The consumer may not be king in India yet but a new set of labelling guidelines on prepackaged food is ready to protect their interests better than ever before. Prepared by the Ministry of Health and Family Welfare, the rules imply that manufacturers of all prepackaged food - including soft drinks - will now, by law, have to mention the ingredients used.
For the first time, manufacturers have been directed to give the weight (or volume) of each ingredient of the product. The only exception: when the ingredient is less then 2 per cent of the product's total weight. Till now, manufacturers only had to mention the ingredients in descending order of weight.
Prepackaged food is defined as "packaged or made up in advance in a container, ready for offer to customer".
Manufacturers will also have to mention the nutritional value of the ingredients. Labels will need to carry information "on the amounts of protein, carbohydrate and fat", says last week's notification on the Prevention of Food Adulteration (7th Amendment) Rules 2006. Numerical information on vitamins and minerals will also have to be listed.
Sources said the ministry took a year and half to formulate the new rules.
"An expert committee - comprising industry representatives, health experts, bureaucrats and doctors - was formed to study the old rules and introduce new ones," said a source. "Objections were invited on the draft amendments. Some valid ones were incorporated."

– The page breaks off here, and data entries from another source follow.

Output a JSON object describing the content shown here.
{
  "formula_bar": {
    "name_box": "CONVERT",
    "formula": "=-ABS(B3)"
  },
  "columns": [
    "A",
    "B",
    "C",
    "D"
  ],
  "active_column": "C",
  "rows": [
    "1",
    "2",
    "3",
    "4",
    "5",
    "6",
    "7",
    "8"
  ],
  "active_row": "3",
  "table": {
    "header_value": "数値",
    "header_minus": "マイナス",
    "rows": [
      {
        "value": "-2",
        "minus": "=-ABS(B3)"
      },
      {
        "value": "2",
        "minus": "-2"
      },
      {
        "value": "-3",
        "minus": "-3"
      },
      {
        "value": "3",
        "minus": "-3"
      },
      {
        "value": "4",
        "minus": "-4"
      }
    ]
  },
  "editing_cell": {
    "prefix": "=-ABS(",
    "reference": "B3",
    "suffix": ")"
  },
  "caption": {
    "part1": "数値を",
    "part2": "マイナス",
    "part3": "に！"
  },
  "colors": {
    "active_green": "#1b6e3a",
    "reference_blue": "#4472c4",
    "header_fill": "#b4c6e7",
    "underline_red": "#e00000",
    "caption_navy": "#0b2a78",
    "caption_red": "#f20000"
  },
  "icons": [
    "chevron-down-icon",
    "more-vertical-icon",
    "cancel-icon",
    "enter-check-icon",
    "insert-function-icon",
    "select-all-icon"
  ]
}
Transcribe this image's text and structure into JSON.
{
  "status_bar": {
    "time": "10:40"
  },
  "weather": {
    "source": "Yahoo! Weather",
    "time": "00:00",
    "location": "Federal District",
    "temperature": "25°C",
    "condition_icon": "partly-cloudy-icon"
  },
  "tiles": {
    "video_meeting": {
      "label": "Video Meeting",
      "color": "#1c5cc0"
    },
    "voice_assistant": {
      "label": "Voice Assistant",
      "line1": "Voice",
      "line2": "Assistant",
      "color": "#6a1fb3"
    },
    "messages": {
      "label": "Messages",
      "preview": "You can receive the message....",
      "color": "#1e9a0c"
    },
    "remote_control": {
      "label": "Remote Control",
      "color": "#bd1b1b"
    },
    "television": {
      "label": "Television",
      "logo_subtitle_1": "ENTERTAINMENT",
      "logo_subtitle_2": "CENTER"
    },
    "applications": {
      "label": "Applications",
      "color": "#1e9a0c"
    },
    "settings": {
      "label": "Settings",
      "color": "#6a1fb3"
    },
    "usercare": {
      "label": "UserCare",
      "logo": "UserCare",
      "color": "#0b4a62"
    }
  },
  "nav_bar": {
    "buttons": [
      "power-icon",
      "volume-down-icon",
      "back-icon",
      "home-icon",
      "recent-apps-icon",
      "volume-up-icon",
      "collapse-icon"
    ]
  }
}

The sources said the amendments emphasised on the health aspect of packaged food. For example, it has been made mandatory to list information on 'trans fat' - which is difficult to digest and considered harmful.
For the first time, labels will carry information on "allergenic and hypersensitive" substances. "There are ingredients, like peanuts, eggs and milk, that many are allergic to," said the source.
The new law bans the use of tobacco and nicotine in food products. "The manufacturers of gutka and chewing tobacco get licences under the category of proprietary food," said the source. "Proprietary food means a food which has not been standardised under the Prevention of Food Adulteration Rules 1955. Now, these products will be included under tobacco products."
The sources, however, said the ministry did not expect manufacturers to dismantle their current labelling systems overnight and adopt the new rules. "The process of changing the entire inventory is huge," said a source. "Keeping that in mind, prosecutions will start from next year."